Discretization of Continuous-Valued Attributes and
Ting, Kai Ming
Basser Department of Computer Science
University of Sydney, NSW 2006, Australia
E-mail: [email protected]
Technical Report No.491
Recent work on discretization of continuous-valued attributes in learning decision trees has produced some positive results. This paper adopts the idea of discretization of continuous-valued attributes and applies it to instance-based learning (Aha, 1990; Aha, Kibler & Albert, 1991).
Our experiments have shown that instance-based learning (IBL) usually performs well in continuous-valued attribute domains and poorly in nominal attribute domains. Cost and Salzberg (1993) have devised the modified value-difference metric (MVDM) that raises the performance of IBL in nominal attribute domains.

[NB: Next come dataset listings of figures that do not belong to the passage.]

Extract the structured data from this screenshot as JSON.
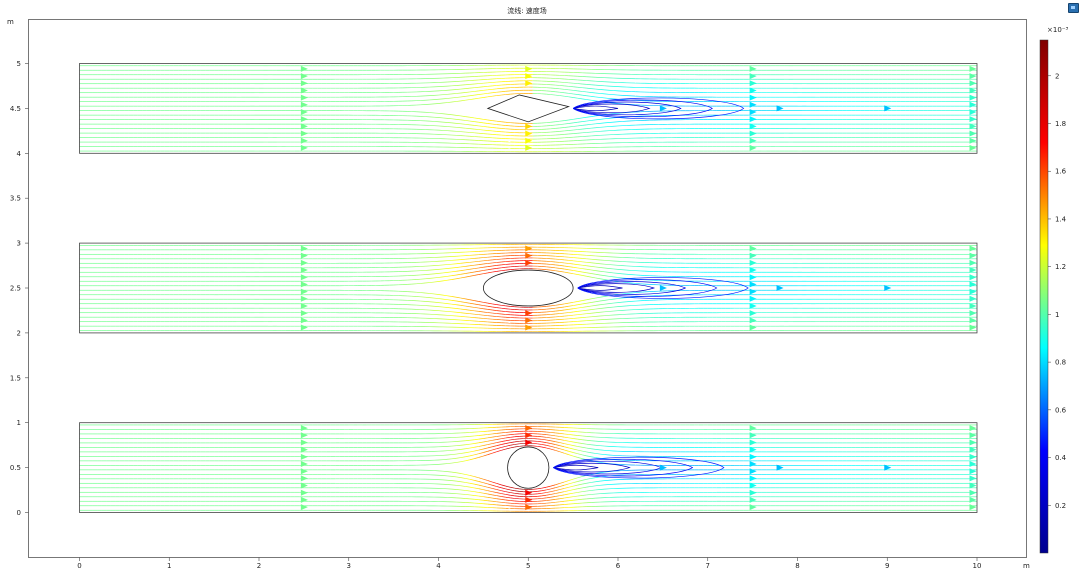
{
  "toolbar": {
    "export_icon": "image-export-icon"
  },
  "chart_data": {
    "type": "streamline",
    "title": "流线: 速度场",
    "xlabel": "m",
    "ylabel": "m",
    "xlim": [
      -0.55,
      10.55
    ],
    "ylim": [
      -0.5,
      5.7
    ],
    "x_ticks": [
      0,
      1,
      2,
      3,
      4,
      5,
      6,
      7,
      8,
      9,
      10
    ],
    "y_ticks": [
      0,
      0.5,
      1,
      1.5,
      2,
      2.5,
      3,
      3.5,
      4,
      4.5,
      5
    ],
    "colorbar": {
      "label": "×10⁻³",
      "range": [
        0.0,
        2.15
      ],
      "ticks": [
        0.2,
        0.4,
        0.6,
        0.8,
        1,
        1.2,
        1.4,
        1.6,
        1.8,
        2
      ],
      "colormap": "rainbow",
      "colors": [
        "#00008f",
        "#0000ff",
        "#00ffff",
        "#ffff00",
        "#ff0000",
        "#800000"
      ]
    },
    "channels": [
      {
        "name": "diamond",
        "x": [
          0,
          10
        ],
        "y": [
          0,
          1
        ],
        "offset": 4,
        "obstacle": {
          "shape": "diamond",
          "cx": 5,
          "cy": 0.5,
          "rx": 0.45,
          "ry": 0.15
        },
        "tip_speed": 1.45,
        "arrow_inlet": 1.05
      },
      {
        "name": "ellipse",
        "x": [
          0,
          10
        ],
        "y": [
          0,
          1
        ],
        "offset": 2,
        "obstacle": {
          "shape": "ellipse",
          "cx": 5,
          "cy": 0.5,
          "rx": 0.5,
          "ry": 0.2
        },
        "tip_speed": 1.9,
        "arrow_inlet": 1.05
      },
      {
        "name": "circle",
        "x": [
          0,
          10
        ],
        "y": [
          0,
          1
        ],
        "offset": 0,
        "obstacle": {
          "shape": "circle",
          "cx": 5,
          "cy": 0.5,
          "rx": 0.23,
          "ry": 0.23
        },
        "tip_speed": 2.1,
        "arrow_inlet": 1.05
      }
    ]
  }
}
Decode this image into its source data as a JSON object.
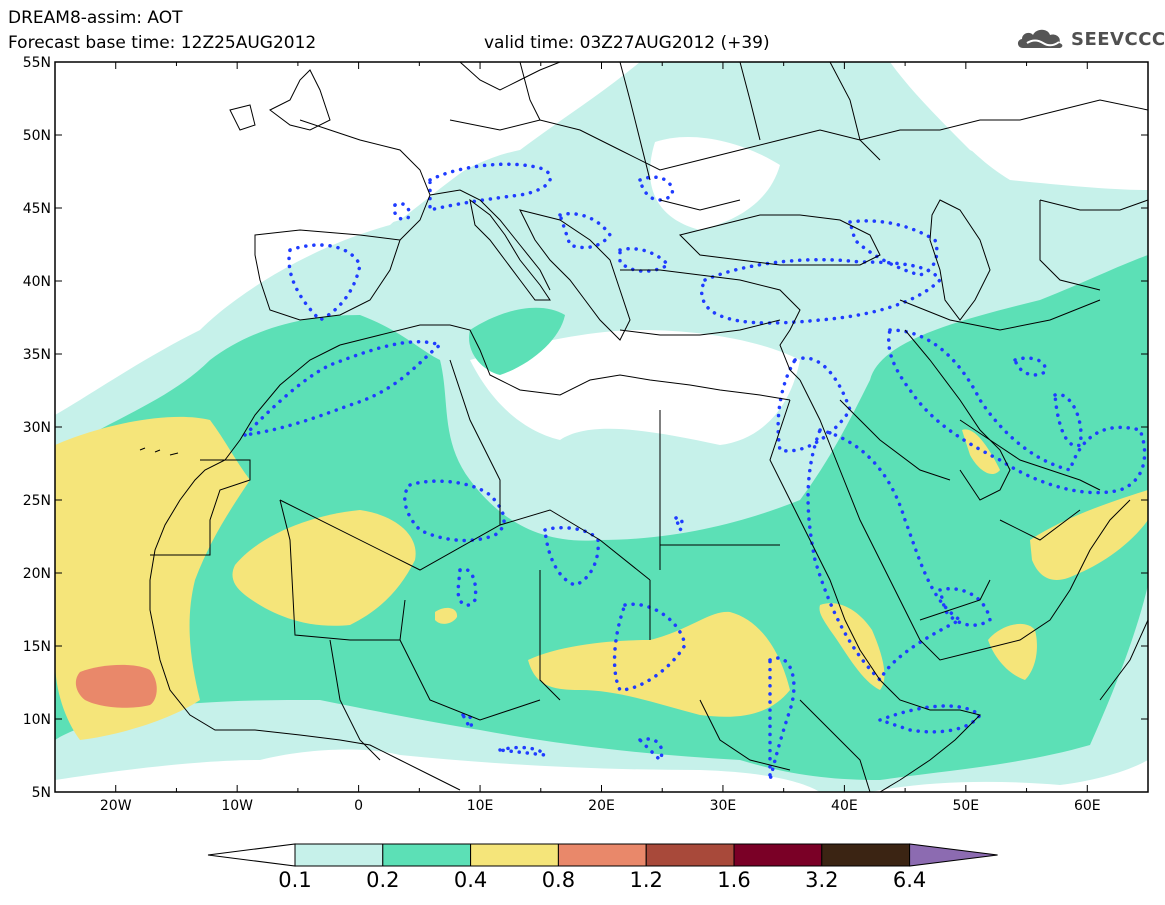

This paper explores a way in which continuous-valued attributes and nominal attributes can be treated cohesively in IBL. An algorithm which combines the discretization of continuous-valued attributes and IB1 (Aha, Kibler & Albert, 1991) using the modified value-difference metric is introduced. The empirical results show that the proposed algorithm, IB1-MVDM* achieves a substantial improvement over C4.5 (Quinlan, 1993), IB1 and IB1-MVDM in most of the domains tested. A performance comparison is also made with a naive Bayesian learner (Cestnik, 1990).
Keywords: Instance-based learning, Bayesian learning.